Per far fronte alle esigenze irrigue nel 2017 Anbi (l’associazione dei Consorzi di bonifica italiani) e Coldiretti avevano presentato il «Piano laghetti» per realizzare sul territorio nazionale diecimila invasi medio-piccoli per trattenere l’acqua piovana da utilizzare poi per scopi irrigui. Lo stesso assessorato di Sertori la scorsa estate aveva stanziato per la Bergamasca 1,8 milioni di euro per realizzare, nella zona montana, nuovi piccoli bacini finalizzati soprattutto all’abbeveraggio degli animali. Non è previsto però a breve lo stanziamento di nuove risorse anche perché, afferma Sertori, il «Piano laghetti» «contribuirebbe in maniera relativa al bisogno di acqua dell’agricoltura lombarda». Per l’assessore regionale quello che, invece, risulta «fondamentale è la gestione curata e intelligente dei laghi lombardi». Che sono visti come un ideale sistema di immagazzinamento dell’acqua da essere però poi rilasciata a valle nel momento necessario.
Le nuove concessioni
L’acqua proveniente dai laghi trattenuta negli invasi delle dighe ammonta a 1,5 miliardi di metri cubi: «Una cifra importante – spiega ancora Sertori –, soprattutto se utilizzata quando serve, ossia nei mesi di luglio e agosto. E da questo punto di vista abbiamo fatto molto.

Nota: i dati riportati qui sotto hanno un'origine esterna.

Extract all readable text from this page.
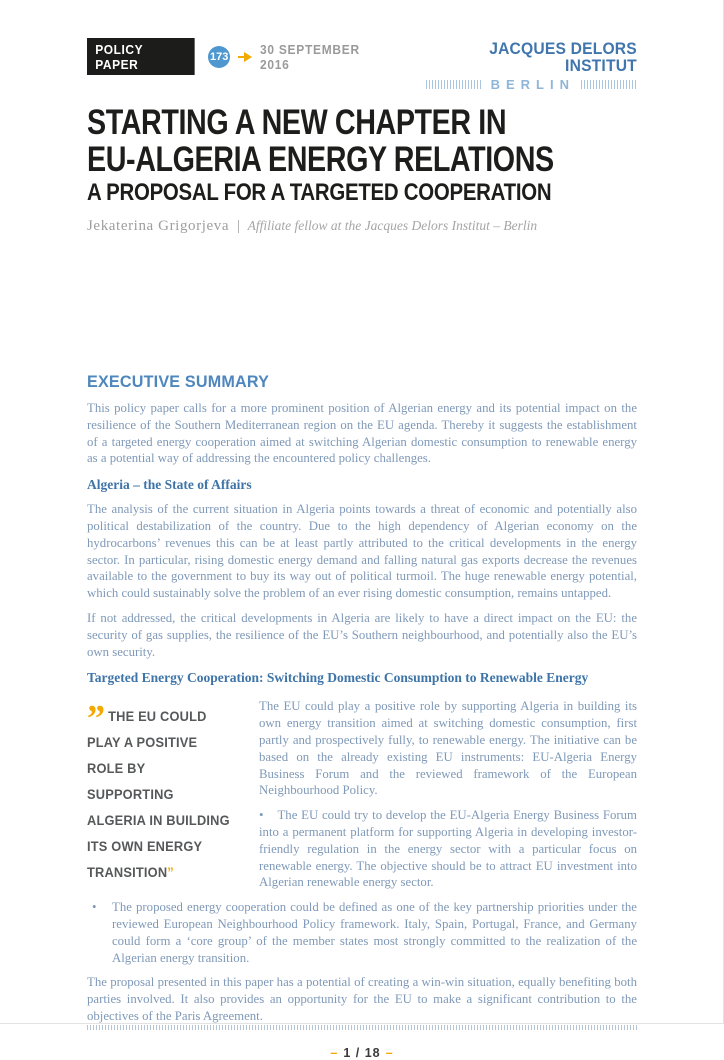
POLICY PAPER
173 30 SEPTEMBER 2016
JACQUES DELORS INSTITUT
BERLIN
STARTING A NEW CHAPTER IN
EU-ALGERIA ENERGY RELATIONS
A PROPOSAL FOR A TARGETED COOPERATION
Jekaterina Grigorjeva | Affiliate fellow at the Jacques Delors Institut – Berlin
EXECUTIVE SUMMARY

This policy paper calls for a more prominent position of Algerian energy and its potential impact on the resilience of the Southern Mediterranean region on the EU agenda. Thereby it suggests the establishment of a targeted energy cooperation aimed at switching Algerian domestic consumption to renewable energy as a potential way of addressing the encountered policy challenges.

Algeria – the State of Affairs

The analysis of the current situation in Algeria points towards a threat of economic and potentially also political destabilization of the country. Due to the high dependency of Algerian economy on the hydrocarbons’ revenues this can be at least partly attributed to the critical developments in the energy sector. In particular, rising domestic energy demand and falling natural gas exports decrease the revenues available to the government to buy its way out of political turmoil. The huge renewable energy potential, which could sustainably solve the problem of an ever rising domestic consumption, remains untapped.

If not addressed, the critical developments in Algeria are likely to have a direct impact on the EU: the security of gas supplies, the resilience of the EU’s Southern neighbourhood, and potentially also the EU’s own security.

Targeted Energy Cooperation: Switching Domestic Consumption to Renewable Energy
” THE EU COULD PLAY A POSITIVE ROLE BY SUPPORTING ALGERIA IN BUILDING ITS OWN ENERGY TRANSITION”

The EU could play a positive role by supporting Algeria in building its own energy transition aimed at switching domestic consumption, first partly and prospectively fully, to renewable energy. The initiative can be based on the already existing EU instruments: EU-Algeria Energy Business Forum and the reviewed framework of the European Neighbourhood Policy.

• The EU could try to develop the EU-Algeria Energy Business Forum into a permanent platform for supporting Algeria in developing investor-friendly regulation in the energy sector with a particular focus on renewable energy. The objective should be to attract EU investment into Algerian renewable energy sector.

• The proposed energy cooperation could be defined as one of the key partnership priorities under the reviewed European Neighbourhood Policy framework. Italy, Spain, Portugal, France, and Germany could form a ‘core group’ of the member states most strongly committed to the realization of the Algerian energy transition.

The proposal presented in this paper has a potential of creating a win-win situation, equally benefiting both parties involved. It also provides an opportunity for the EU to make a significant contribution to the objectives of the Paris Agreement.

– 1 / 18 –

Nell’ambito del rinnovo delle concessioni idroelettriche abbiamo infatti previsto, con una legge ad hoc, la possibilità per la Regione di obbligare, di fronte a determinate criticità, i concessionari a turbinare quando richiesto, rilasciando così l’acqua a valle». Per la gestione della risorsa idrica poi, secondo la Regione, anche gli agricoltori devono fare la loro parte. E per Sertori la devono fare ricorrendo sempre più «a tecniche che consentano un maggiore risparmio d’acqua».

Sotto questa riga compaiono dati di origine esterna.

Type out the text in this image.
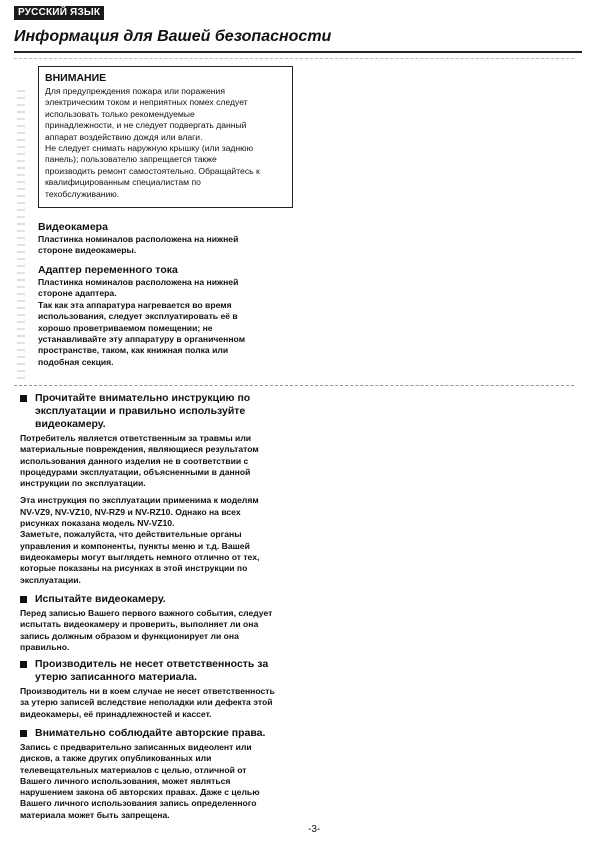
РУССКИЙ ЯЗЫК
Информация для Вашей безопасности

ВНИМАНИЕ

Для предупреждения пожара или поражения
электрическим током и неприятных помех следует
использовать только рекомендуемые
принадлежности, и не следует подвергать данный
аппарат воздействию дождя или влаги.
Не следует снимать наружную крышку (или заднюю
панель); пользователю запрещается также
производить ремонт самостоятельно. Обращайтесь к
квалифицированным специалистам по
техобслуживанию.

Видеокамера

Пластинка номиналов расположена на нижней
стороне видеокамеры.

Адаптер переменного тока

Пластинка номиналов расположена на нижней
стороне адаптера.
Так как эта аппаратура нагревается во время
использования, следует эксплуатировать её в
хорошо проветриваемом помещении; не
устанавливайте эту аппаратуру в органиченном
пространстве, таком, как книжная полка или
подобная секция.

Прочитайте внимательно инструкцию по
эксплуатации и правильно используйте
видеокамеру.

Потребитель является ответственным за травмы или
материальные повреждения, являющиеся результатом
использования данного изделия не в соответствии с
процедурами эксплуатации, объясненными в данной
инструкции по эксплуатации.

Эта инструкция по эксплуатации применима к моделям
NV-VZ9, NV-VZ10, NV-RZ9 и NV-RZ10. Однако на всех
рисунках показана модель NV-VZ10.
Заметьте, пожалуйста, что действительные органы
управления и компоненты, пункты меню и т.д. Вашей
видеокамеры могут выглядеть немного отлично от тех,
которые показаны на рисунках в этой инструкции по
эксплуатации.

Испытайте видеокамеру.

Перед записью Вашего первого важного события, следует
испытать видеокамеру и проверить, выполняет ли она
запись должным образом и функционирует ли она
правильно.

Производитель не несет ответственность за
утерю записанного материала.

Производитель ни в коем случае не несет ответственность
за утерю записей вследствие неполадки или дефекта этой
видеокамеры, её принадлежностей и кассет.

Внимательно соблюдайте авторские права.

Запись с предварительно записанных видеолент или
дисков, а также других опубликованных или
телевещательных материалов с целью, отличной от
Вашего личного использования, может являться
нарушением закона об авторских правах. Даже с целью
Вашего личного использования запись определенного
материала может быть запрещена.

-3-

Il «Piano laghetti», comunque, nonostante non abbia più ricevuto finanziamenti, in Bergamasca non è fermo. Nella nostra provincia il documento prevede lo svuotamento del lago del Bernigolo (Lenna-Moio de Calvi), la realizzazione delle nuove vasche di accumulo di Albino e l’acquisizione della ex Cava Holcim a Treviglio. E proprio quest’ultimo punto è appena stato realizzato dal Consorzio di bonifica della media pianura bergamasca.
Le ex cave
L’ente consortile ha infatti da poco raggiunto un accordo con la società Cava Ghisalba, proprietaria del sito di estrazione, al momento per l’utilizzo a scopi irrigui dell’acqua contenuta al suo interno. E poi, una volta che l’attività di estrazione sarà conclusa, per l’acquisizione.

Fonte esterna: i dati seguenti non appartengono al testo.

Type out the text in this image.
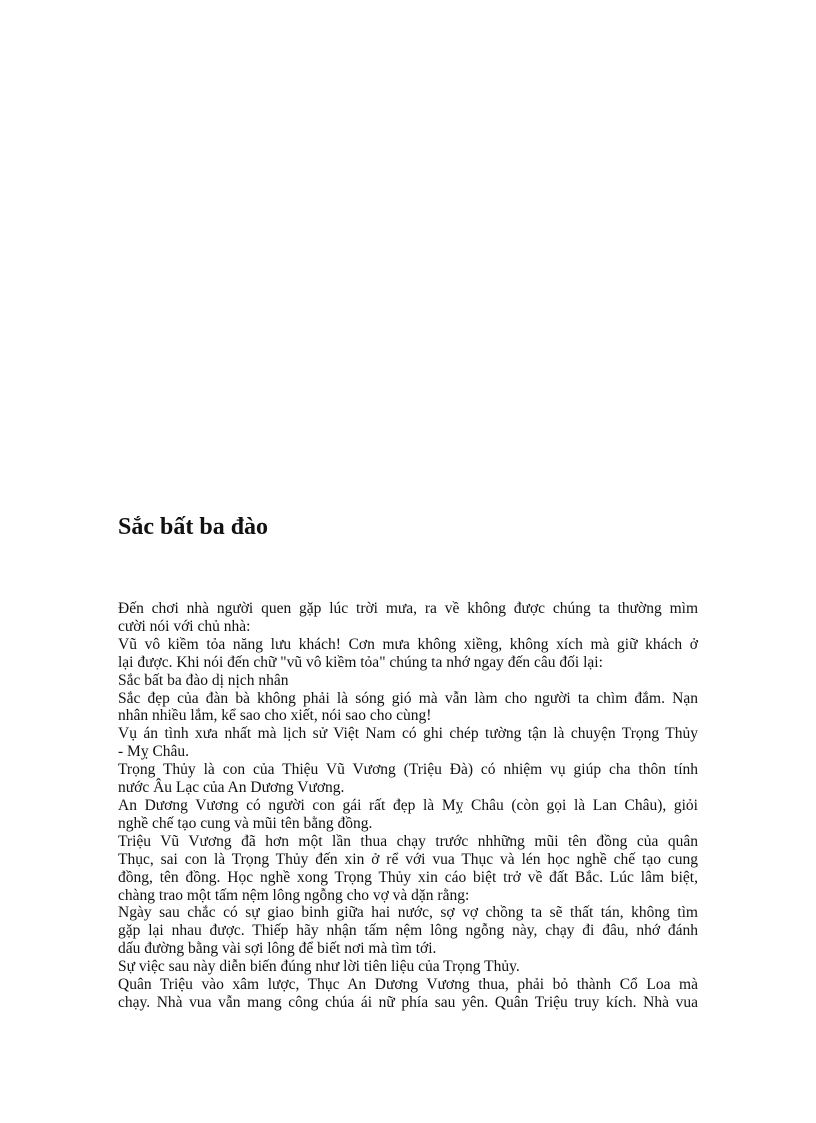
Sắc bất ba đào
Đến chơi nhà người quen gặp lúc trời mưa, ra về không được chúng ta thường mìm
cười nói với chủ nhà:
Vũ vô kiềm tỏa năng lưu khách! Cơn mưa không xiềng, không xích mà giữ khách ở
lại được. Khi nói đến chữ "vũ vô kiềm tỏa" chúng ta nhớ ngay đến câu đối lại:
Sắc bất ba đào dị nịch nhân
Sắc đẹp của đàn bà không phải là sóng gió mà vẫn làm cho người ta chìm đắm. Nạn
nhân nhiều lắm, kể sao cho xiết, nói sao cho cùng!
Vụ án tình xưa nhất mà lịch sử Việt Nam có ghi chép tường tận là chuyện Trọng Thủy
- Mỵ Châu.
Trọng Thủy là con của Thiệu Vũ Vương (Triệu Đà) có nhiệm vụ giúp cha thôn tính
nước Âu Lạc của An Dương Vương.
An Dương Vương có người con gái rất đẹp là Mỵ Châu (còn gọi là Lan Châu), giỏi
nghề chế tạo cung và mũi tên bằng đồng.
Triệu Vũ Vương đã hơn một lần thua chạy trước nhhững mũi tên đồng của quân
Thục, sai con là Trọng Thủy đến xin ở rể với vua Thục và lén học nghề chế tạo cung
đồng, tên đồng. Học nghề xong Trọng Thủy xin cáo biệt trở về đất Bắc. Lúc lâm biệt,
chàng trao một tấm nệm lông ngỗng cho vợ và dặn rằng:
Ngày sau chắc có sự giao binh giữa hai nước, sợ vợ chồng ta sẽ thất tán, không tìm
gặp lại nhau được. Thiếp hãy nhận tấm nệm lông ngỗng này, chạy đi đâu, nhớ đánh
dấu đường bằng vài sợi lông để biết nơi mà tìm tới.
Sự việc sau này diễn biến đúng như lời tiên liệu của Trọng Thủy.
Quân Triệu vào xâm lược, Thục An Dương Vương thua, phải bỏ thành Cổ Loa mà
chạy. Nhà vua vẫn mang công chúa ái nữ phía sau yên. Quân Triệu truy kích. Nhà vua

Già dal 2018 il Consorzio si serve, nello stesso modo, della ex Cava Fumagalli di Pontirolo. «In caso di bisogno – spiega il direttore Mario Reduzzi – la seconda cava ci permetterà di alimentare la Roggia Moschetta per irrigare nel modo migliore possibile le colture del Trevigliese». Entrambe le cave erano state rilevate come prioritarie dallo studio fatto realizzare nel 2021 dalla Regione proprio per individuare le cave che potessero essere riconvertite per l’irrigazione agricola. «Noi comunque – continua Reduzzi – non abbiamo rinunciato alle altre due opere previste in Bergamasca dal “Piano laghetti”. E per la realizzazione di entrambe abbiamo presentato da tempo richieste di contributi a bandi finanziati dal ministero delle Infrastrutture».